Proposta dos países latino-americanos é abater parte de débito internacional em troca da preservação do meio ambiente
O Brasil vai encabeçar um grupo de países em desenvolvimento que vai propor uma moratória verde, isto é, a troca de uma parte de suas dívidas externas em investimentos que serão aplicados na preservação do meio ambiente. A proposta fez parte da agenda de discussões da XIII Reunião do Foro de Ministros de Meio Ambiente da América Latina e Caribe, encerrada na última quarta-feira, no Rio de Janeiro.
O evento, realizado simultaneamente com a Conferência Regional Preparatória para a Cúpula Mundial sobre Desenvolvimento Sustentável (Rio+10), foi prestigiada por representantes da Organização das Nações Unidas (ONU) e por membros da Comissão Econômica para a América Latina (Cepal), além de observadores da Europa e da América do Norte. O encontro foi presidido pelo ministro brasileiro do Meio Ambiente, José Sarney Filho.

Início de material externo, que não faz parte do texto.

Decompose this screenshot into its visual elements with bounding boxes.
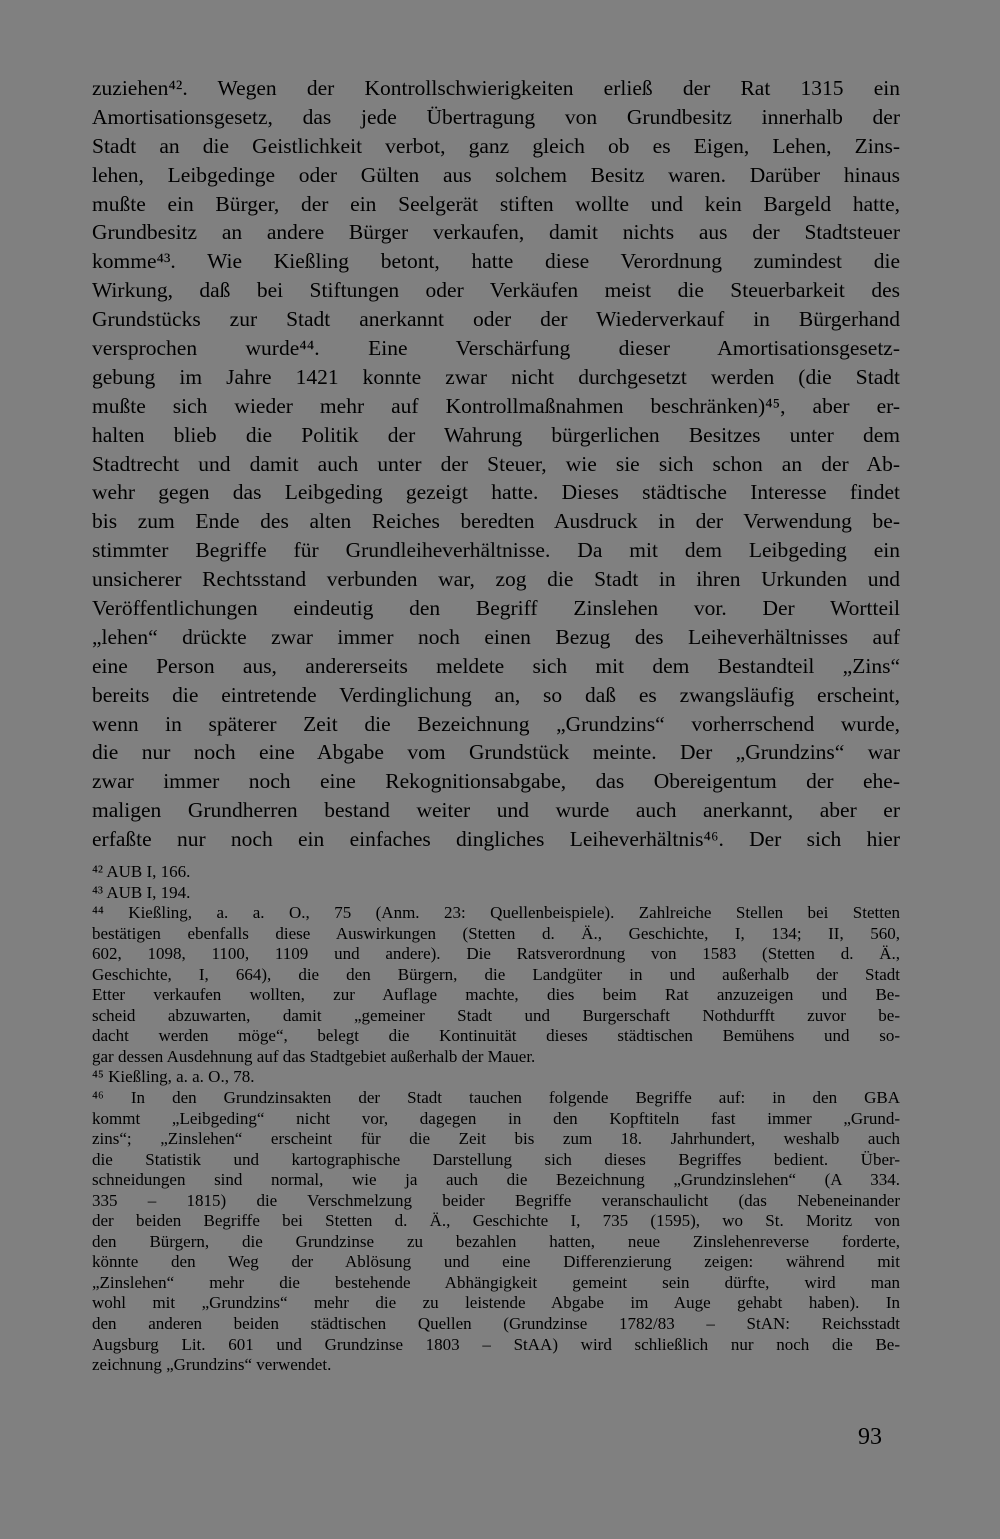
footnote-line: „Zinslehen“ mehr die bestehende Abhängigkeit gemeint sein dürfte, wird man [92,1272,900,1292]
body-line: unsicherer Rechtsstand verbunden war, zog die Stadt in ihren Urkunden und [92,567,900,592]
footnote-line: ⁴⁴ Kießling, a. a. O., 75 (Anm. 23: Quellenbeispiele). Zahlreiche Stellen bei Stetten [92,903,900,923]
body-line: Grundbesitz an andere Bürger verkaufen, damit nichts aus der Stadtsteuer [92,220,900,245]
body-line: zuziehen⁴². Wegen der Kontrollschwierigkeiten erließ der Rat 1315 ein [92,76,900,100]
body-line: Amortisationsgesetz, das jede Übertragung von Grundbesitz innerhalb der [92,104,900,129]
body-line: komme⁴³. Wie Kießling betont, hatte diese Verordnung zumindest die [92,249,900,274]
body-line: die nur noch eine Abgabe vom Grundstück meinte. Der „Grundzins“ war [92,740,900,765]
footnotes [92,862,900,1376]
footnote-line: 602, 1098, 1100, 1109 und andere). Die Ratsverordnung von 1583 (Stetten d. Ä., [92,944,900,964]
footnote-line: zins“; „Zinslehen“ erscheint für die Zeit bis zum 18. Jahrhundert, weshalb auch [92,1129,900,1149]
body-line: versprochen wurde⁴⁴. Eine Verschärfung dieser Amortisationsgesetz- [92,336,900,361]
page-number: 93 [858,1424,882,1450]
body-line: bis zum Ende des alten Reiches beredten Ausdruck in der Verwendung be- [92,509,900,534]
footnote-line: 335 – 1815) die Verschmelzung beider Begriffe veranschaulicht (das Nebeneinander [92,1190,900,1210]
body-line: stimmter Begriffe für Grundleiheverhältnisse. Da mit dem Leibgeding ein [92,538,900,563]
body-line: maligen Grundherren bestand weiter und wurde auch anerkannt, aber er [92,798,900,823]
footnote-line: ⁴² AUB I, 166. [92,862,191,881]
footnote-line: könnte den Weg der Ablösung und eine Differenzierung zeigen: während mit [92,1252,900,1272]
footnote-line: gar dessen Ausdehnung auf das Stadtgebiet außerhalb der Mauer. [92,1046,536,1066]
footnote-line: bestätigen ebenfalls diese Auswirkungen (Stetten d. Ä., Geschichte, I, 134; II, 560, [92,923,900,943]
footnote-line: die Statistik und kartographische Darstellung sich dieses Begriffes bedient. Über- [92,1149,900,1169]
footnote-line: ⁴³ AUB I, 194. [92,882,191,902]
body-line: wenn in späterer Zeit die Bezeichnung „Grundzins“ vorherrschend wurde, [92,711,900,736]
body-line: lehen, Leibgedinge oder Gülten aus solchem Besitz waren. Darüber hinaus [92,162,900,187]
body-line: wehr gegen das Leibgeding gezeigt hatte. Dieses städtische Interesse findet [92,480,900,505]
footnote-line: zeichnung „Grundzins“ verwendet. [92,1355,332,1375]
body-line: Grundstücks zur Stadt anerkannt oder der Wiederverkauf in Bürgerhand [92,307,900,332]
footnote-line: Etter verkaufen wollten, zur Auflage machte, dies beim Rat anzuzeigen und Be- [92,985,900,1005]
footnote-line: ⁴⁶ In den Grundzinsakten der Stadt tauchen folgende Begriffe auf: in den GBA [92,1088,900,1108]
body-line: bereits die eintretende Verdinglichung an, so daß es zwangsläufig erscheint, [92,682,900,707]
body-line: Veröffentlichungen eindeutig den Begriff Zinslehen vor. Der Wortteil [92,596,900,621]
footnote-line: wohl mit „Grundzins“ mehr die zu leistende Abgabe im Auge gehabt haben). In [92,1293,900,1313]
body-text [92,74,900,854]
footnote-line: den anderen beiden städtischen Quellen (Grundzinse 1782/83 – StAN: Reichsstadt [92,1314,900,1334]
body-line: eine Person aus, andererseits meldete sich mit dem Bestandteil „Zins“ [92,653,900,678]
body-line: „lehen“ drückte zwar immer noch einen Bezug des Leiheverhältnisses auf [92,624,900,649]
footnote-line: Augsburg Lit. 601 und Grundzinse 1803 – StAA) wird schließlich nur noch die Be- [92,1334,900,1354]
footnote-line: Geschichte, I, 664), die den Bürgern, die Landgüter in und außerhalb der Stadt [92,964,900,984]
footnote-line: ⁴⁵ Kießling, a. a. O., 78. [92,1067,255,1087]
body-line: gebung im Jahre 1421 konnte zwar nicht durchgesetzt werden (die Stadt [92,364,900,389]
footnote-line: scheid abzuwarten, damit „gemeiner Stadt und Burgerschaft Nothdurfft zuvor be- [92,1005,900,1025]
footnote-line: schneidungen sind normal, wie ja auch die Bezeichnung „Grundzinslehen“ (A 334. [92,1170,900,1190]
body-line: zwar immer noch eine Rekognitionsabgabe, das Obereigentum der ehe- [92,769,900,794]
body-line: Stadt an die Geistlichkeit verbot, ganz gleich ob es Eigen, Lehen, Zins- [92,133,900,158]
body-line: mußte sich wieder mehr auf Kontrollmaßnahmen beschränken)⁴⁵, aber er- [92,393,900,418]
body-line: halten blieb die Politik der Wahrung bürgerlichen Besitzes unter dem [92,422,900,447]
body-line: erfaßte nur noch ein einfaches dingliches Leiheverhältnis⁴⁶. Der sich hier [92,827,900,852]
body-line: Stadtrecht und damit auch unter der Steuer, wie sie sich schon an der Ab- [92,451,900,476]
footnote-line: den Bürgern, die Grundzinse zu bezahlen hatten, neue Zinslehenreverse forderte, [92,1231,900,1251]
body-line: Wirkung, daß bei Stiftungen oder Verkäufen meist die Steuerbarkeit des [92,278,900,303]
footnote-line: dacht werden möge“, belegt die Kontinuität dieses städtischen Bemühens und so- [92,1026,900,1046]
footnote-line: kommt „Leibgeding“ nicht vor, dagegen in den Kopftiteln fast immer „Grund- [92,1108,900,1128]
body-line: mußte ein Bürger, der ein Seelgerät stiften wollte und kein Bargeld hatte, [92,191,900,216]
footnote-line: der beiden Begriffe bei Stetten d. Ä., Geschichte I, 735 (1595), wo St. Moritz von [92,1211,900,1231]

A Rio+10 está agendada para setembro do ano que vem e será realizada em Johannesburgo, África do Sul. A conferência vai avaliar o cumprimento dos acordos ambientais assinados na ECO 92, realizada há dez anos, no Rio. A organização do evento espera o comparecimento de cerca de 150 mil pessoas.
O abatimento da dívida externa direcionado para investimentos na preservação do meio ambiente começa a ganhar força política na América Latina e Caribe, com o apoio de outros países, dentre os quais China e Índia. Os ministros do setor reunidos no Rio foram unânimes no assunto: não há como investir em questões ambientais com uma alta dependência financeira junto a organismos internacionais.
Fundos de concessão
A dívida externa dos países da América Latina e Caribe saltou de US$ 500 bilhões em 1992 - ano em que foi realizada a ECO 92 - para US$ 800 bilhões, dados deste ano. Só o Brasil acumula, atualmente, um montante de US$ 210 bilhões. Os ministros, apoiados por Organizações Não Governamentais (ONGs), pleiteiam uma mudança na relação Norte-Sul da América.
Na avaliação de especialistas, as tensões aumentaram entre o Norte e o Sul na última década, principalmente nos assuntos de interesses ambientais e sociais. A situação se agravou ainda mais neste ano com a posse do presidente do Estados Unidos, George W. Bush, que tem dado sinais de regressão no cumprimento de acordos para a preservação do meio ambiente.
Segundo dados levantados por ONGs, 50% da massa ativa de trabalhadores da América Latina estão no setor da economia informal, o que mostra a fragilidade dos países em atender a demanda social existente. No Brasil, 50 milhões de trabalhadores vivem de bicos e perambulam pelas ruas dos grandes centros urbanos. Na China, são 180 milhões na mesma situação.
Para ministros e especialistas em meio ambiente reunidos no Rio, os países do Norte vão ter que ceder e os países do Sul vão ter que dar respostas. Apesar do cenário negativo, não se pode deixar de mencionar os avanços. Hoje, as grandes corporações não conseguem viabilizar empréstimos financeiros se tiverem passivos ambientais e sociais. As empresas que investem em sustentabilidade têm suas ações mais valorizadas na bolsa.
Gasto público
Os gastos públicos dos países da América Latina e Caribe para a preservação do meio ambiente são irrisórios: cerca de 0,1% do PIB na média. Em alguns casos, pode atingir 3%. Os ministérios do Meio Ambiente são as pastas mais instáveis dos governos.
Especificamente no Brasil, há um desequilíbrio geográfico na aplicação de recursos destinados ao meio ambiente. Cerca de 40% das verbas do Ministério do Meio Ambiente são destinadas a programas na região amazônica; 12% seguem para a região Nordeste, que acumula graves problemas sociais.
Em março do ano que vem, o Programa de Desenvolvimento das Nações Unidas (PNUD) realiza em Monterrey, México, mais uma conferência mundial para discutir a forma de como financiar o desenvolvimento sustentável. Esse encontro deverá constituir, juntamente com a Declaração do Milênio adotada em setembro do ano passado, um novo incentivo para implantar um desenvolvimento focalizado no ser humano, permitindo aproveitar os recursos naturais sem comprometer o futuro e levar os efeitos positivos da globalização para todos os habitantes do planeta.